Learning how to push down with your heels and to keep the weight in the middle of your foot will help you tremendously. Lifters will need to understand that when the weight is too far in front of you, this can cause your calves to work harder in order to keep you from falling forward onto your face.
As a response, many coaches will advocate trying to keep the barbell as close to your shins as possible. This is one reason why many lifters get their shins bleeding from the deadlift. They took the advice literally and scrape their shins like cheese. For some people, this may be one of the only ways to break the habit of falling onto their toes when doing heavy deadlifts. By training deadlifts this way, lifters can understand what a good and stable deadlift position feels like.
An alternative deadlifting form is to keep the bar in the middle of your foot. The bar will travel upward in a straight line and you will drive all your weight into your heels. This is the deadlift form I use and it has served me well in getting to a 405lbs deadlift.
Toes elevated during deadlifts
Another great technique cue to really emphasize keeping all the weight on your heels is to do toe elevated deadlifts. Using the 5lbs or 10lbs weight in the gym, place them on the floor so that when you step on them, your toes are elevated. Now, when you go for the deadlift, this will feel unnatural, possibly even uncomfortable or painful as well. You are getting a calf stretch while working on your deadlifts.
Usually, these are some as deadlift accessories to reinforce proper deadlifting habits in all lifters. Lifters also work on their dorsiflexion, another crucial component in lifting that not too many athletes talk about. This is your ability to bend your ankles backward. Dorsiflexion is used for maintaining the stability of your ankle and for providing support for walking, running or any sport.
ii) Beginners in strength training
If you have not deadlifted for a long time or are deadlifting for the very first time, it is quite common to experience soreness in your calves. Because you have not worked out the calf muscle, you are bound to experience some level or soreness and pain. It should be temporary and you will not feel any calf soreness for a long, long time if you continue to deadlift consistently and with proper form.
Staying consistent and do not let your sore calves deter you. Almost every lifter will recover from their calf soreness and you should be ready for the next deadlifting session.

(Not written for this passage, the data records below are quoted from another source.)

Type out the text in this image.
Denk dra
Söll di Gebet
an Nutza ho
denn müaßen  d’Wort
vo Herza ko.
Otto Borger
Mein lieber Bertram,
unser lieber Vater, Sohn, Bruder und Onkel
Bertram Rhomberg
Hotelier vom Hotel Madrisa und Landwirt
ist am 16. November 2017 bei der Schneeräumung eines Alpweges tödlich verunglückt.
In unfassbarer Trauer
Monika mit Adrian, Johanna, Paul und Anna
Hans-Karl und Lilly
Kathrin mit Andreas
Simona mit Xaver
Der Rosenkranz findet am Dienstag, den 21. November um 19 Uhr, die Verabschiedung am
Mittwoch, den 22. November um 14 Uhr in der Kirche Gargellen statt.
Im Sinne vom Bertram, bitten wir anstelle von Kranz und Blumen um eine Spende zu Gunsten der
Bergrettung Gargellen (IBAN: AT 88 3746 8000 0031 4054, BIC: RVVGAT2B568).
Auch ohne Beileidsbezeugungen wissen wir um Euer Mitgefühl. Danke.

This is one of the many beginner pains you will experience when advancing your strength and size gains. Consider this one of the easier symptoms to deal with since it does not frequently occur.
iii) Chronic tightness
If you do not have proper dorsiflexion, doing deadlifts may be a problem. If you have chronic calf tightness and do not address it, this will cause deadlift issues. One of the most intermediate reactions you will experience is feeling calf tightness and soreness. Because your calves are not properly mobilized, you will feel some level of soreness whenever you do deadlifts.

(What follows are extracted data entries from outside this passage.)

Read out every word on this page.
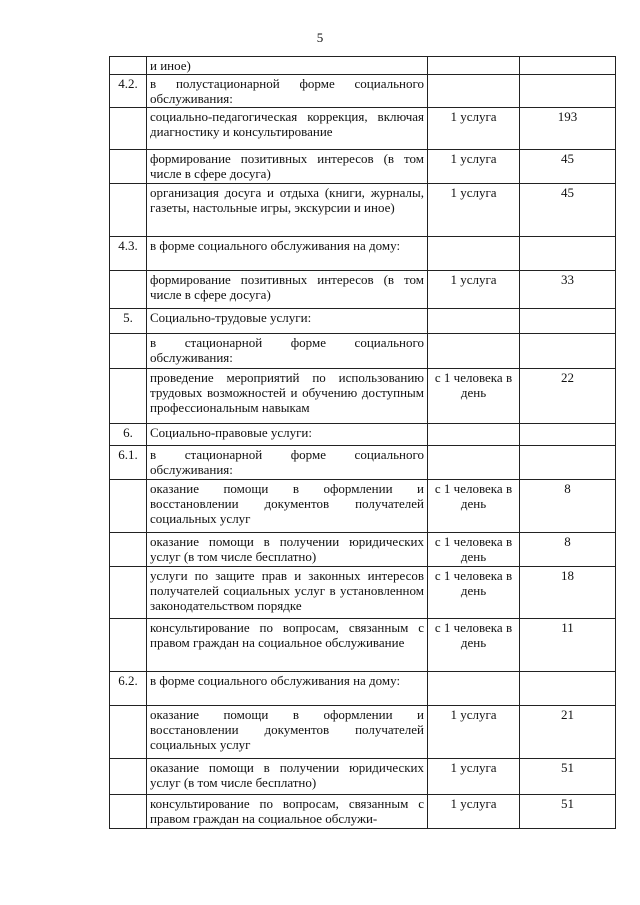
5
	и иное)		
4.2.	в полустационарной форме социального обслуживания:		
	социально-педагогическая коррекция, включая диагностику и консультирование	1 услуга	193
	формирование позитивных интересов (в том числе в сфере досуга)	1 услуга	45
	организация досуга и отдыха (книги, журналы, газеты, настольные игры, экскурсии и иное)	1 услуга	45
4.3.	в форме социального обслуживания на дому:		
	формирование позитивных интересов (в том числе в сфере досуга)	1 услуга	33
5.	Социально-трудовые услуги:		
	в стационарной форме социального обслуживания:		
	проведение мероприятий по использованию трудовых возможностей и обучению доступным профессиональным навыкам	с 1 человека в день	22
6.	Социально-правовые услуги:		
6.1.	в стационарной форме социального обслуживания:		
	оказание помощи в оформлении и восстановлении документов получателей социальных услуг	с 1 человека в день	8
	оказание помощи в получении юридических услуг (в том числе бесплатно)	с 1 человека в день	8
	услуги по защите прав и законных интересов получателей социальных услуг в установленном законодательством порядке	с 1 человека в день	18
	консультирование по вопросам, связанным с правом граждан на социальное обслуживание	с 1 человека в день	11
6.2.	в форме социального обслуживания на дому:		
	оказание помощи в оформлении и восстановлении документов получателей социальных услуг	1 услуга	21
	оказание помощи в получении юридических услуг (в том числе бесплатно)	1 услуга	51
	консультирование по вопросам, связанным с правом граждан на социальное обслужи-	1 услуга	51
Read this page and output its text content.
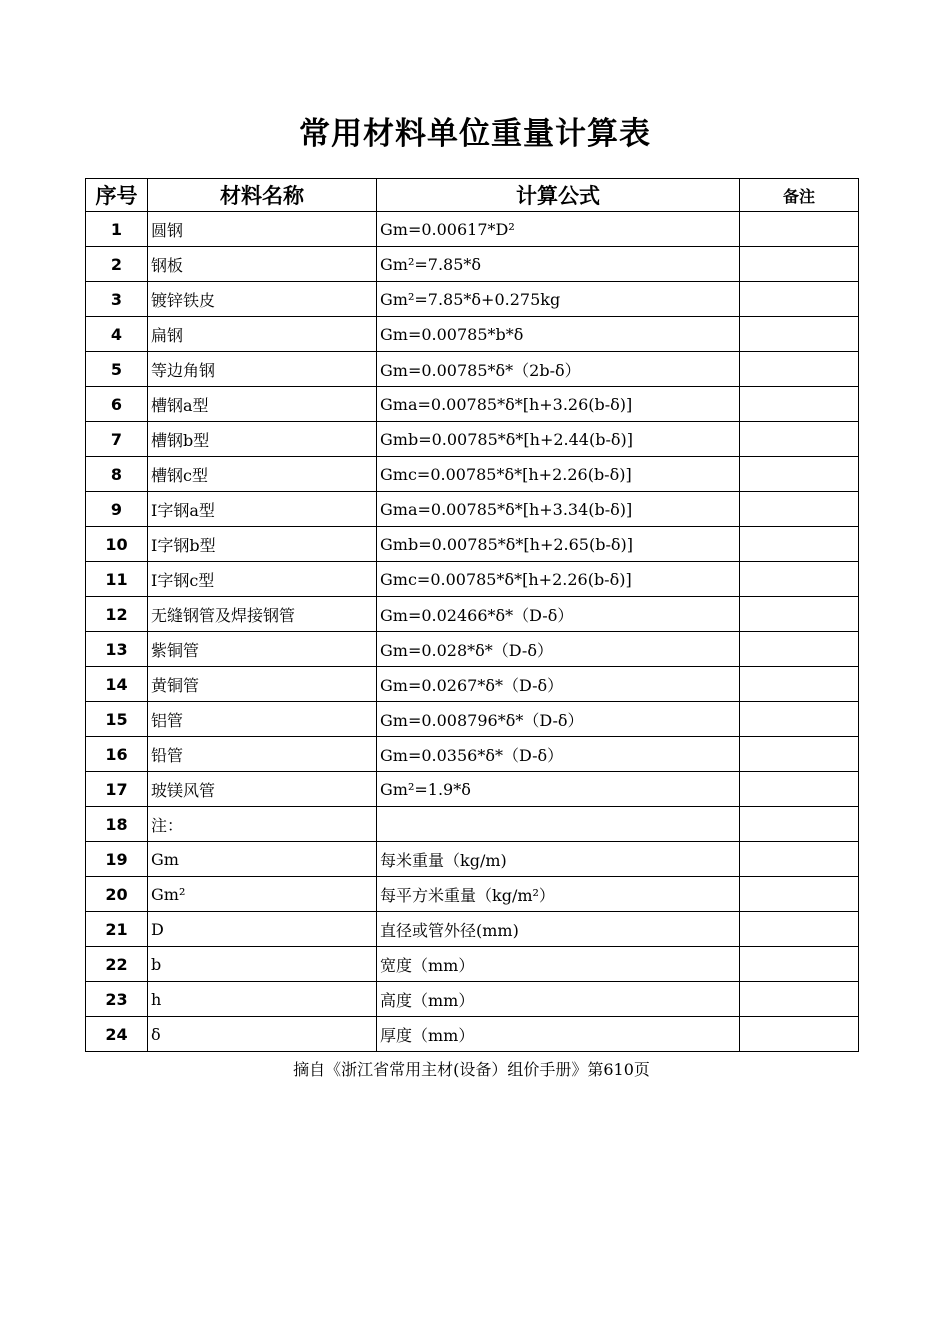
常用材料单位重量计算表
序号	材料名称	计算公式	备注
1	圆钢	Gm=0.00617*D²	
2	钢板	Gm²=7.85*δ	
3	镀锌铁皮	Gm²=7.85*δ+0.275kg	
4	扁钢	Gm=0.00785*b*δ	
5	等边角钢	Gm=0.00785*δ*（2b-δ）	
6	槽钢a型	Gma=0.00785*δ*[h+3.26(b-δ)]	
7	槽钢b型	Gmb=0.00785*δ*[h+2.44(b-δ)]	
8	槽钢c型	Gmc=0.00785*δ*[h+2.26(b-δ)]	
9	I字钢a型	Gma=0.00785*δ*[h+3.34(b-δ)]	
10	I字钢b型	Gmb=0.00785*δ*[h+2.65(b-δ)]	
11	I字钢c型	Gmc=0.00785*δ*[h+2.26(b-δ)]	
12	无缝钢管及焊接钢管	Gm=0.02466*δ*（D-δ）	
13	紫铜管	Gm=0.028*δ*（D-δ）	
14	黄铜管	Gm=0.0267*δ*（D-δ）	
15	铝管	Gm=0.008796*δ*（D-δ）	
16	铅管	Gm=0.0356*δ*（D-δ）	
17	玻镁风管	Gm²=1.9*δ	
18	注：		
19	Gm	每米重量（kg/m)	
20	Gm²	每平方米重量（kg/m²）	
21	D	直径或管外径(mm)	
22	b	宽度（mm）	
23	h	高度（mm）	
24	δ	厚度（mm）	
摘自《浙江省常用主材(设备）组价手册》第610页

Obviously, one of the best ways to remedy this situation is to stretch and massage your calves. Do some calf stretches in order to gain some flexibility in the tendons and muscles. Massage your calves so that your muscles can relax and heal themselves.
You need to stretch your calves. Here are some great drills you can do in order to relax your calves and make them more flexible:
Wall Calf Stretch
There are two variations of the wall calf stretch - one is where you are in a lunge position and you keep your back leg straight. You place both hands onto the wall and push against it until your calf on your back leg is being stretched. Hold this for about 10-15 seconds and repeat with the other leg.

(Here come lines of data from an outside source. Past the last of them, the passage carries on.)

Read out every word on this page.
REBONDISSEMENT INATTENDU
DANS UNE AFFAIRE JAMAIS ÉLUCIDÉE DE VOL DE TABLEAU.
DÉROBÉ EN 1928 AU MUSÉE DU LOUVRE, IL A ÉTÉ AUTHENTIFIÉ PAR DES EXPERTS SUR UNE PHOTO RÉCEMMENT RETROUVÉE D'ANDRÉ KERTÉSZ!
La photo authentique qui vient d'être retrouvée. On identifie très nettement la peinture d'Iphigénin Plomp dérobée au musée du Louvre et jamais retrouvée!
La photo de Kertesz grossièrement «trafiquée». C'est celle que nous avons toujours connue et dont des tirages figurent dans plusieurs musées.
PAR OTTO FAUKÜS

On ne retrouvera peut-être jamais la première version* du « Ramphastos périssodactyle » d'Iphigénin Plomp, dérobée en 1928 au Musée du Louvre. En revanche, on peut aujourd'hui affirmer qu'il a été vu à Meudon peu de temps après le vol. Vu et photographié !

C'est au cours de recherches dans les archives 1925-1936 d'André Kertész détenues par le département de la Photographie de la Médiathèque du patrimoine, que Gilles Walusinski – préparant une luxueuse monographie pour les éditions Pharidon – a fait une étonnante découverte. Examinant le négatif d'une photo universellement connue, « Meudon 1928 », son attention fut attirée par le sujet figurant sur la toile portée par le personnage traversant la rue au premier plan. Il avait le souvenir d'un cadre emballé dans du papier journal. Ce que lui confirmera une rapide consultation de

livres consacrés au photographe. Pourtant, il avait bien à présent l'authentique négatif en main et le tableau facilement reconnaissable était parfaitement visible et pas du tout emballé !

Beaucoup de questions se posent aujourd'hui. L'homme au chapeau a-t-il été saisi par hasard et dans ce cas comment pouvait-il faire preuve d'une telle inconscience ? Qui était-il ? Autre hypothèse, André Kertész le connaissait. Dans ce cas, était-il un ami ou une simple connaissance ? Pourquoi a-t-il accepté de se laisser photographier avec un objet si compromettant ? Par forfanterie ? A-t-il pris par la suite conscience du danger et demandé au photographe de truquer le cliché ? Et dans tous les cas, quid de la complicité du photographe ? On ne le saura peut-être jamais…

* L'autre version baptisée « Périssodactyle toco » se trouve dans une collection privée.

The second wall calf stretch is when you place your foot against the wall and push your knee against the wall. This will stretch your Achilles tendon and your calves and will provide a lot of relief if you have chronic calf tightness. Hold that static stretch for about 10-15 seconds. Repeat it for the other leg. Do one leg at a time because this stretch can get intense.
Getting sore calves by doing deadlifts is not an immediate sign that you need to change something. Sometimes, your calves may get sore from doing deadlifts. However, this should not be a common occurrence since you are placing all your foot pressure onto your heels while trying to drive the weight slightly backward.